Mr. Enns says that of course this is true. What's more, it gets to the heart of the difference between interesting education and boring education.

Human brains can do 7 thoughts at once (with very little variation). To read a book is to do several thoughts at once: eg. hold the book, look at the page, interpret the letters, recognize a word, understand the sentence, remember two or three things from the last sentences, paragraphs or pages. Skilled readers can "chunk" some things together and ignore other things so that tasks take less brain power.

(Recognizing a word might take a beginning reader five thoughts, two thoughts for an average reader and maybe only one thought for a skilled reader. That is why the hard concentrating toddler reads so intently he doesn't notice that the bell has rung and the rest of the class is going for lunch.

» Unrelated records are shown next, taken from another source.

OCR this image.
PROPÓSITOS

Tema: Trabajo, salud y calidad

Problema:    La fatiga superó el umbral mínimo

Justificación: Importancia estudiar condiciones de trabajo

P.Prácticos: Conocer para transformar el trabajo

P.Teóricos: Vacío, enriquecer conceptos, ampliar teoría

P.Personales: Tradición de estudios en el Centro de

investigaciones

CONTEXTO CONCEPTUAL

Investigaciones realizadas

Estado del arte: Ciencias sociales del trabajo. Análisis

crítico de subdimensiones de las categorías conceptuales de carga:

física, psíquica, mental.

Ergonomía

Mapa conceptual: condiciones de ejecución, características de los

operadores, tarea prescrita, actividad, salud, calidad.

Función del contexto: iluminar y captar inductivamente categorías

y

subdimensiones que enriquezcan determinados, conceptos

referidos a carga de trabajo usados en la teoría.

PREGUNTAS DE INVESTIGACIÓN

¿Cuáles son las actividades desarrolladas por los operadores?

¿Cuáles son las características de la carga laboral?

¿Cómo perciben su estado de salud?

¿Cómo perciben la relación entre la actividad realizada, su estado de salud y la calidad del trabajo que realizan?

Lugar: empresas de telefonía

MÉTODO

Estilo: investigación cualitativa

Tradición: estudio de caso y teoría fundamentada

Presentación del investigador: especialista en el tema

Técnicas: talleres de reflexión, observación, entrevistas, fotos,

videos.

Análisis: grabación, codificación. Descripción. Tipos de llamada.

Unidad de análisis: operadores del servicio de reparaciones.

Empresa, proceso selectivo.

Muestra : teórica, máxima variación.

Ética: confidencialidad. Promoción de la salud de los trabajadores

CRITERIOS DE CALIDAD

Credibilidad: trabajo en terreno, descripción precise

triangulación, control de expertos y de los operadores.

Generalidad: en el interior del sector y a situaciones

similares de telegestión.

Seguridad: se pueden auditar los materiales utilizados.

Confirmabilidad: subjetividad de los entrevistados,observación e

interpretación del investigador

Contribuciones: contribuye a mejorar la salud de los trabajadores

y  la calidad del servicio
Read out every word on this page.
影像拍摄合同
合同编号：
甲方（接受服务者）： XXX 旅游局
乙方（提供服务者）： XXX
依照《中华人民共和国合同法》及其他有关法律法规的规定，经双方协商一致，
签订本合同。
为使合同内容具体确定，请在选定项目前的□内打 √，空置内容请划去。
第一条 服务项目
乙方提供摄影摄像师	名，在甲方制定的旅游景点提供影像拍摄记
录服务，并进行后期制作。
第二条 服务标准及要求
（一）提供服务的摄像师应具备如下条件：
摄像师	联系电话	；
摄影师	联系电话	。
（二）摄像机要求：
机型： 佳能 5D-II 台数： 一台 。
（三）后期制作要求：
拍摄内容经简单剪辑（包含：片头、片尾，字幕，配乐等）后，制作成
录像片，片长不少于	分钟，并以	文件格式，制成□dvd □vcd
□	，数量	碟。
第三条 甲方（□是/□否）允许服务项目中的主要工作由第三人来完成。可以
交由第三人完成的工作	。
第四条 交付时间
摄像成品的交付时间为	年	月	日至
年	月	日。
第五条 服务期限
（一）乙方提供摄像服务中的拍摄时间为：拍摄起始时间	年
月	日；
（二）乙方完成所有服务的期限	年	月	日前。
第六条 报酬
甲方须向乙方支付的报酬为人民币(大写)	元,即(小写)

Meanwhile, the practiced housewife, can read her iPad while folding laundry and watching the baby.  It looks like some people can do more things at once, but that is not exactly it. With practice, complex tasks become so easy they become one thought. No-one can do more than seven thoughts.)

If you have any brain power left over, you can make connections. What does this book have to do with my favorite sports or hobbies? Have I read something similar? ...contradictory? Does it fit with the math, science or history that I know? The number (and strength) of connections that you make determines how well you will remember. Connections also provide the triggers that will allow you to recall facts. More connections means that you can recall the information in more different situations. Making extra connections is where learning becomes relevant, interesting, fun and memorable.

Listening to music, texting, watching a video, playing a simple game: every electronic distraction takes up at least one thought, probably more. That is one less thought available to make connections. Those missing connections mean you will think of it less often, understand it less well, notice less usefulness to your life, find it less interesting and remember it less.